The artist, Tom Claymore, leaned back in his chair and smiled.
“You are right and wrong,” he said. “I am a little disappointed that you don’t catch the secret of the picture. I knew Ralph would n’t understand, but I had hopes of you.”
A puzzled look came into Celia’s face as she continued to study the canvas. Her companion smoked a cigarette, and watched her with a regard which was at once fond and a little amused.
The studio was a great room which had originally been devoted to no less prosaic an occupation than the painting of oil-cloth carpeting, great splashes of color, which time and dust had softened into a pleasing dimness, remaining to testify to its former character. It stood down among the wharves of old Salem, a town where even the new is scarcely to be distinguished from the old, and Tom had been delighted with its roomy quiet, the play of light and shadow among the bare beams overhead, and the ease with which he had been able to make it serve his purpose. He had done comparatively little toward furnishing it for his summer occupancy.
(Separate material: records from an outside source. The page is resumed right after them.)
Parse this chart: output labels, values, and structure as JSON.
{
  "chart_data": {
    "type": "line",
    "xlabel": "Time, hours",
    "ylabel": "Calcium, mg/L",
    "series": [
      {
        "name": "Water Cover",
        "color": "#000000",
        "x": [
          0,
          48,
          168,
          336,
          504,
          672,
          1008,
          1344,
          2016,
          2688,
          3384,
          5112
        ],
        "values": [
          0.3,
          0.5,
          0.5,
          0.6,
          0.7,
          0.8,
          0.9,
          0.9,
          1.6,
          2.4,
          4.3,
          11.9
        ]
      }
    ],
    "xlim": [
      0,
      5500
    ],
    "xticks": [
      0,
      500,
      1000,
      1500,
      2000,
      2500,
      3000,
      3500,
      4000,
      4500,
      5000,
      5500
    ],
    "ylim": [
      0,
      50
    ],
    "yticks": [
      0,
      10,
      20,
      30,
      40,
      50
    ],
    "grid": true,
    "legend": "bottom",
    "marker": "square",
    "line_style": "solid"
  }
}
He had hung a few worn-out seines over the high beams, and placed here and there his latest acquisitions in the way of bric-à-brac, while numerous sketches were pinned to the walls with no attempt at order. On the door he had fastened a zither, of which the strings were struck by nicely balanced hammers when the door was moved, and in the still rather barn-like room, he had established himself to teach and to paint through the summer months.
“I cannot make it out at all,” Celia said at last, turning away from the easel and walking toward Claymore. “It looks older and stronger than Ralph, as if— Ah!” she interrupted herself suddenly, a new light breaking in her face. “Now I see! You have been painting his possibilities. You are making a portrait of him as he will be.”
“As he may be,” Claymore corrected her, his words showing that her conjecture was in truth the key to the riddle. “When I began to paint Ralph, I was at once struck by the undeveloped state of his face. It seemed to me like a bud that had n’t opened; and I began at once to try and guess what it would grow into. I did n’t at first mean to paint it so, but the notion mastered me, and now I deliberately give myself up to the impulse. I don’t know whether it’s professional, but it is great fun.”
Celia went back and looked at the picture once more, but she soon returned to stand leaning upon the tall back of the chair in which her betrothed was sitting.
“It is getting too dark to see it,” she remarked; “but your experiment interests me wonderfully. You say you are painting what his face may be; why not what his face must be?”
“Because,” the artist replied, “I am trying to get in the best of his possibilities; to paint the noblest there is in him. How can I tell if he will in life realize it? He may develop his worst side, you know, instead of his best.”
Celia was silent a moment. The darkness seemed to have gathered quickly, rising clouds cutting off the light of the after-glow which had followed the sunset with delusive promise. She leaned forward and laid her finger-tips lightly upon Tom’s forehead with a caressing motion.